Hingga saat ini, bauran energi primer di Indonesia memang masih didominasi oleh sumber energi fosil. Menurut data Kementerian ESDM tahun 2022, penggunaan sumber energi fosil yaitu sekitar 87,7 persen, sementara energi baru terbarukan (EBT) masih berkisar 12,30 persen.
Ardhasena menjelaskan, suhu permukaan akan terus meningkat jika tidak ada perubahan atau transisi energi ke sumber yang lebih hijau. Pasalnya, transisi energi ke sumber yang lebih hijau merupakan bagian dari adaptasi atau mitigasi perubahan iklim.
Ardhasena menjelaskan, transisi energi sangat berpengaruh pada pola cuaca di Indonesia.
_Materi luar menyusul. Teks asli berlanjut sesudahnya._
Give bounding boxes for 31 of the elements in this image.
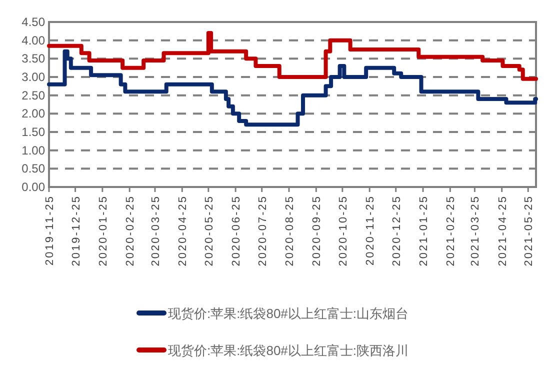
y-tick-label: 2.50	[22, 88, 46, 102]
x-tick-label: 2021-02-25	[445, 195, 458, 266]
x-tick-label: 2020-05-25	[203, 195, 216, 266]
legend-label: 现货价:苹果:纸袋80#以上红富士:山东烟台	[168, 306, 409, 321]
x-tick-label: 2021-01-25	[418, 195, 430, 266]
legend-label: 现货价:苹果:纸袋80#以上红富士:陕西洛川	[168, 343, 409, 358]
y-tick-label: 3.00	[22, 70, 46, 84]
x-tick-label: 2020-08-25	[284, 195, 296, 266]
x-tick-label: 2020-12-25	[390, 195, 403, 266]
x-tick-label: 2021-03-25	[470, 195, 482, 266]
x-tick-label: 2021-05-25	[523, 195, 536, 266]
y-tick-label: 0.00	[22, 180, 46, 194]
y-tick-label: 0.50	[22, 162, 46, 176]
x-tick-label: 2019-11-25	[44, 195, 56, 266]
y-tick-label: 4.00	[22, 33, 46, 48]
x-tick-label: 2020-06-25	[230, 195, 243, 266]
x-tick-label: 2019-12-25	[70, 195, 82, 266]
y-tick-label: 4.50	[22, 15, 46, 29]
x-tick-label: 2020-10-25	[337, 195, 350, 266]
y-tick-label: 2.00	[22, 106, 46, 121]
x-tick-label: 2020-09-25	[311, 195, 324, 266]
y-tick-label: 1.00	[22, 143, 46, 158]
x-tick-label: 2020-11-25	[364, 195, 377, 266]
y-tick-label: 3.50	[22, 52, 46, 66]
y-tick-label: 1.50	[22, 125, 46, 139]
x-tick-label: 2021-04-25	[496, 195, 509, 266]
x-tick-label: 2020-02-25	[124, 195, 137, 266]
x-tick-label: 2020-07-25	[256, 195, 269, 266]
x-tick-label: 2020-04-25	[177, 195, 190, 266]
x-tick-label: 2020-01-25	[97, 195, 110, 266]
x-tick-label: 2020-03-25	[150, 195, 162, 266]
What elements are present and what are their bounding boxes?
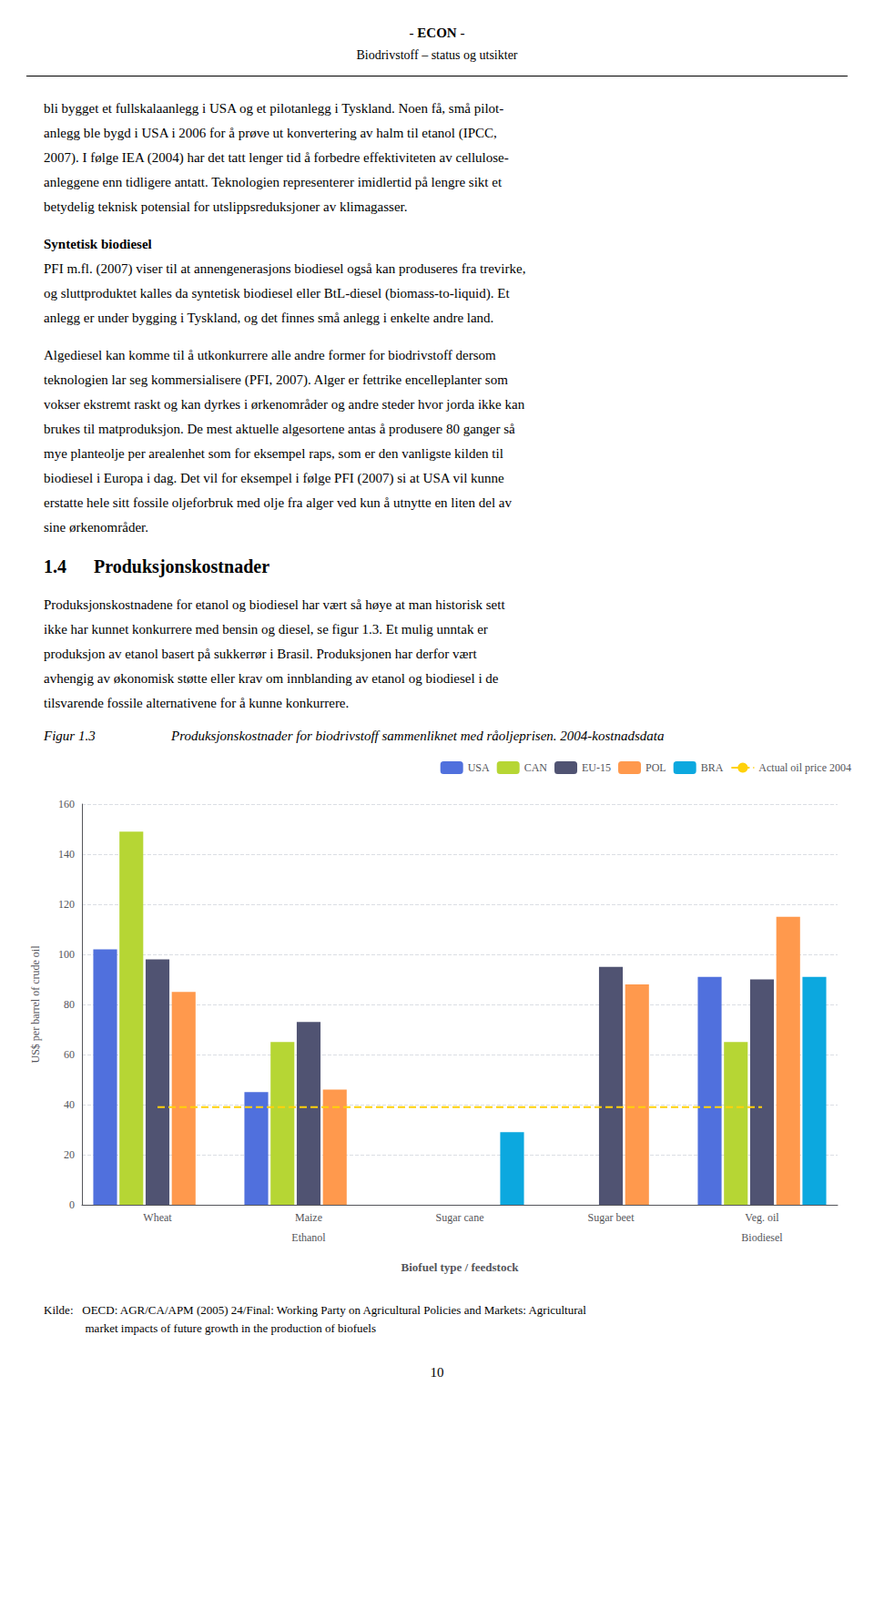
svg-text:US$ per barrel of crude oil: US$ per barrel of crude oil bbox=[29, 945, 42, 1064]
svg-text:EU-15: EU-15 bbox=[581, 761, 611, 774]
html-text:og sluttproduktet kalles da sy: og sluttproduktet kalles da syntetisk bi… bbox=[43, 285, 510, 301]
html-text:anlegg er under bygging i Tysk: anlegg er under bygging i Tyskland, og d… bbox=[43, 310, 494, 326]
html-text:Produksjonskostnadene for etan: Produksjonskostnadene for etanol og biod… bbox=[43, 597, 505, 612]
html-text:2007). I følge IEA (2004) har: 2007). I følge IEA (2004) har det tatt l… bbox=[43, 150, 509, 165]
html-text:avhengig av økonomisk støtte e: avhengig av økonomisk støtte eller krav … bbox=[43, 670, 499, 686]
svg-text:120: 120 bbox=[58, 897, 75, 911]
html-text:biodiesel i Europa i dag. Det: biodiesel i Europa i dag. Det vil for ek… bbox=[43, 470, 505, 486]
svg-text:Biodiesel: Biodiesel bbox=[741, 1230, 783, 1244]
svg-text:Ethanol: Ethanol bbox=[291, 1230, 326, 1244]
svg-text:Sugar beet: Sugar beet bbox=[588, 1210, 636, 1224]
html-text:PFI m.fl. (2007) viser til at: PFI m.fl. (2007) viser til at annengener… bbox=[43, 261, 526, 276]
html-text:teknologien lar seg kommersial: teknologien lar seg kommersialisere (PFI… bbox=[43, 372, 508, 387]
svg-text:BRA: BRA bbox=[701, 761, 724, 774]
html-text:Biodrivstoff – status og utsik: Biodrivstoff – status og utsikter bbox=[356, 48, 518, 62]
svg-text:140: 140 bbox=[58, 847, 75, 861]
svg-text:100: 100 bbox=[58, 947, 75, 961]
html-text:erstatte hele sitt fossile olj: erstatte hele sitt fossile oljeforbruk m… bbox=[43, 495, 512, 510]
html-text:Produksjonskostnader for biodr: Produksjonskostnader for biodrivstoff sa… bbox=[171, 728, 665, 743]
svg-text:CAN: CAN bbox=[524, 761, 549, 774]
svg-text:20: 20 bbox=[63, 1148, 75, 1161]
svg-text:160: 160 bbox=[58, 797, 75, 811]
html-text:anlegg ble bygd i USA i 2006 f: anlegg ble bygd i USA i 2006 for å prøve… bbox=[43, 125, 497, 141]
svg-text:0: 0 bbox=[69, 1198, 75, 1211]
svg-text:Sugar cane: Sugar cane bbox=[436, 1210, 485, 1224]
html-text:10: 10 bbox=[430, 1364, 444, 1380]
html-text:betydelig teknisk potensial fo: betydelig teknisk potensial for utslipps… bbox=[43, 199, 408, 214]
html-text:Kilde: OECD: AGR/CA/APM (2005): Kilde: OECD: AGR/CA/APM (2005) 24/Final:… bbox=[43, 1302, 587, 1317]
svg-text:Wheat: Wheat bbox=[142, 1210, 173, 1224]
html-text:1.4 Produksjonskostnader: 1.4 Produksjonskostnader bbox=[43, 556, 270, 577]
html-text:brukes til matproduksjon. De m: brukes til matproduksjon. De mest aktuel… bbox=[43, 421, 516, 437]
html-text:bli bygget et fullskalaanlegg: bli bygget et fullskalaanlegg i USA og e… bbox=[43, 101, 504, 116]
svg-text:Veg. oil: Veg. oil bbox=[744, 1210, 780, 1224]
svg-text:Maize: Maize bbox=[294, 1210, 323, 1224]
html-text:- ECON -: - ECON - bbox=[409, 25, 465, 41]
html-text:Algediesel kan komme til å utk: Algediesel kan komme til å utkonkurrere … bbox=[43, 347, 496, 363]
svg-text:80: 80 bbox=[63, 997, 75, 1011]
svg-text:POL: POL bbox=[645, 761, 667, 774]
html-text:tilsvarende fossile alternativ: tilsvarende fossile alternativene for å … bbox=[43, 695, 349, 711]
html-text:anleggene enn tidligere antatt: anleggene enn tidligere antatt. Teknolog… bbox=[43, 174, 502, 190]
html-text:vokser ekstremt raskt og kan d: vokser ekstremt raskt og kan dyrkes i ør… bbox=[43, 396, 525, 412]
html-text:produksjon av etanol basert på: produksjon av etanol basert på sukkerrør… bbox=[43, 646, 477, 661]
html-text:sine ørkenområder.: sine ørkenområder. bbox=[43, 519, 149, 535]
html-text:Figur 1.3: Figur 1.3 bbox=[43, 728, 96, 743]
svg-text:Actual oil price 2004: Actual oil price 2004 bbox=[758, 761, 852, 774]
html-text:Syntetisk biodiesel: Syntetisk biodiesel bbox=[43, 236, 152, 252]
svg-text:60: 60 bbox=[63, 1047, 75, 1061]
html-text:ikke har kunnet konkurrere med: ikke har kunnet konkurrere med bensin og… bbox=[43, 621, 488, 637]
svg-text:40: 40 bbox=[63, 1097, 75, 1111]
svg-text:Biofuel type / feedstock: Biofuel type / feedstock bbox=[401, 1260, 520, 1274]
html-text:market impacts of future growt: market impacts of future growth in the p… bbox=[43, 1321, 377, 1335]
svg-text:USA: USA bbox=[467, 761, 490, 774]
html-text:mye planteolje per arealenhet: mye planteolje per arealenhet som for ek… bbox=[43, 446, 504, 461]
Penggunaan sumber energi hijau secara menyeluruh akan mengurangi penggunaan energi berbahan bakar fosil sehingga emisi gas rumah kaca (GRK) yang dihasilkan dari penggunaan energi berbahan bakar fosil akan berkurang.
Berkurangnya emisi GRK secara menyeluruh akan mengurangi peningkatan suhu udara global akibat pemanasan global. Sebagai contoh, telah terjadi kenaikan rata-rata 0,3 derajat celcius dalam rentang 2000-2023 yang disebabkan oleh emisi gas rumah kaca (CO2) dari bahan bakar energi fosil seperti batubara, minyak bumi dan sejenisnya.
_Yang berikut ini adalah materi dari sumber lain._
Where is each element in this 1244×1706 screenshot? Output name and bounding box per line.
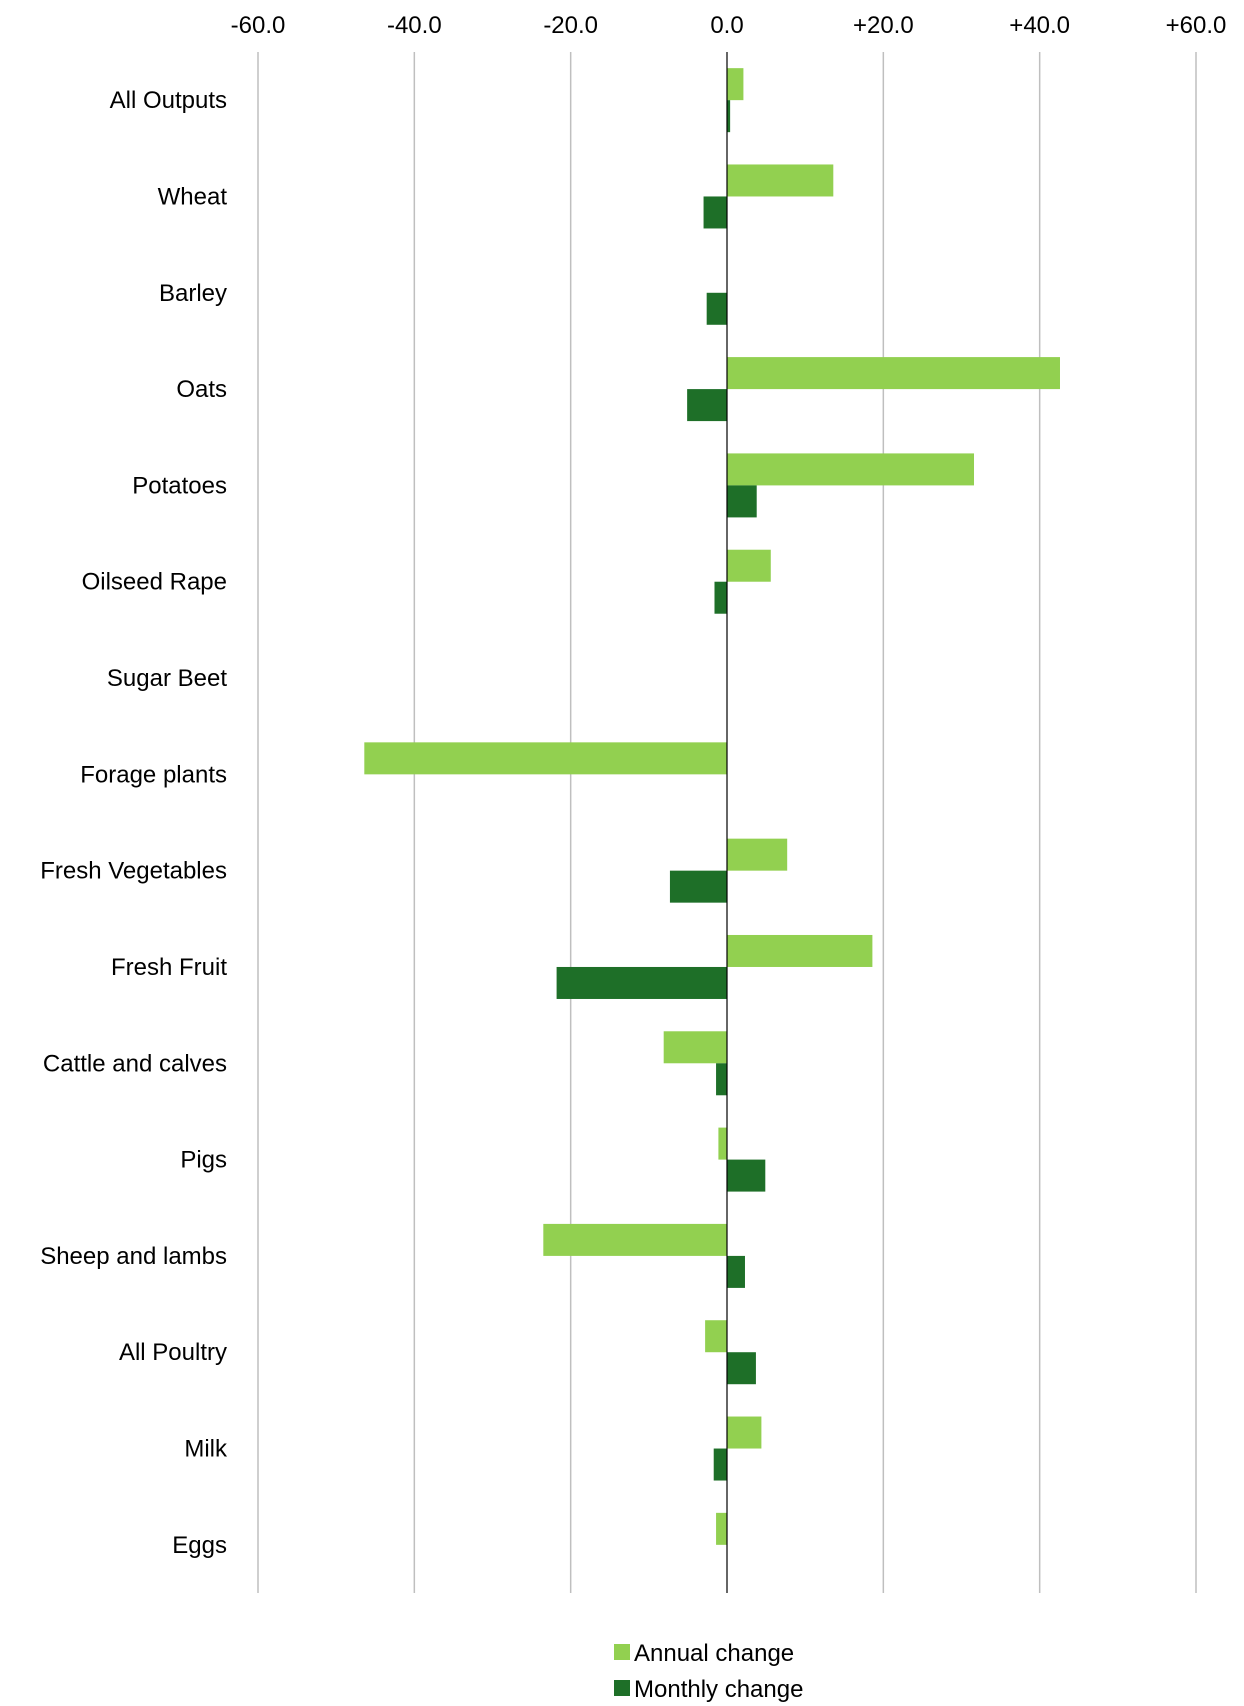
- annual-change-bar: [364, 742, 727, 775]
- monthly-change-bar: [727, 100, 731, 133]
- bars: [364, 68, 1060, 1545]
- monthly-change-bar: [716, 1063, 727, 1096]
- category-label: Oilseed Rape: [82, 569, 227, 596]
- category-label: Cattle and calves: [43, 1050, 227, 1077]
- category-label: Sheep and lambs: [40, 1243, 227, 1270]
- annual-change-bar: [727, 1416, 762, 1449]
- category-label: Milk: [184, 1436, 228, 1463]
- x-tick-label: -20.0: [543, 12, 598, 39]
- category-label: Barley: [159, 280, 227, 307]
- annual-change-bar: [716, 1512, 727, 1545]
- annual-change-bar: [543, 1223, 727, 1256]
- annual-change-bar: [718, 1127, 727, 1160]
- monthly-change-bar: [727, 1352, 756, 1385]
- monthly-change-bar: [703, 196, 727, 229]
- annual-change-bar: [727, 838, 788, 871]
- monthly-change-bar: [714, 581, 727, 614]
- category-labels: All Outputs Wheat Barley Oats Potatoes Oilsee…: [40, 87, 228, 1559]
- category-label: Wheat: [158, 183, 228, 210]
- legend-label-annual: Annual change: [634, 1640, 794, 1667]
- monthly-change-bar: [669, 870, 727, 903]
- legend-swatch-monthly: [614, 1680, 630, 1696]
- x-tick-label: +20.0: [853, 12, 914, 39]
- category-label: Oats: [176, 376, 227, 403]
- monthly-change-bar: [713, 1448, 727, 1481]
- annual-change-bar: [727, 934, 873, 967]
- gridlines: [257, 52, 1197, 1593]
- annual-change-bar: [727, 453, 975, 486]
- monthly-change-bar: [687, 389, 727, 422]
- annual-change-bar: [727, 164, 834, 197]
- category-label: Forage plants: [80, 761, 227, 788]
- x-tick-label: +40.0: [1009, 12, 1070, 39]
- x-tick-label: -60.0: [231, 12, 286, 39]
- x-tick-label: 0.0: [710, 12, 743, 39]
- annual-change-bar: [705, 1320, 727, 1353]
- monthly-change-bar: [706, 292, 727, 325]
- annual-change-bar: [727, 357, 1060, 390]
- x-tick-label: -40.0: [387, 12, 442, 39]
- legend-label-monthly: Monthly change: [634, 1676, 803, 1703]
- monthly-change-bar: [727, 1159, 766, 1192]
- x-tick-label: +60.0: [1166, 12, 1227, 39]
- legend: Annual change Monthly change: [614, 1640, 803, 1703]
- category-label: Potatoes: [132, 472, 227, 499]
- category-label: Eggs: [172, 1532, 227, 1559]
- monthly-change-bar: [727, 485, 757, 518]
- category-label: Sugar Beet: [107, 665, 227, 692]
- x-axis-ticks: -60.0 -40.0 -20.0 0.0 +20.0 +40.0 +60.0: [231, 12, 1227, 39]
- category-label: Fresh Fruit: [111, 954, 227, 981]
- monthly-change-bar: [727, 1255, 745, 1288]
- monthly-change-bar: [556, 966, 727, 999]
- category-label: Pigs: [180, 1147, 227, 1174]
- annual-change-bar: [663, 1031, 727, 1064]
- annual-change-bar: [727, 549, 771, 582]
- annual-change-bar: [727, 68, 744, 101]
- category-label: Fresh Vegetables: [40, 858, 227, 885]
- category-label: All Outputs: [110, 87, 227, 114]
- category-label: All Poultry: [119, 1339, 227, 1366]
- legend-swatch-annual: [614, 1644, 630, 1660]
Pengukuran GRK khususnya CO2 oleh BMKG juga terus menunjukkan tren yang meningkat. Contohnya pengamatan selama kurun waktu Mei 2020-2022 di tiga lokasi yaitu kawasan hutan Bukit Kototabang (3,12 ppm), Palu (2,2 ppm), dan Sorong (1,8 ppm) yang secara umum mengalami kenaikan setiap tahunnya.
“Memang transisi energi memerlukan waktu yang tidak singkat. Tapi yang pasti, transisi energi yang dilakukan secara menyeluruh dan global akan mengurangi emisi GRK yang tiap tahun terus meningkat,” tegas Ardhasena.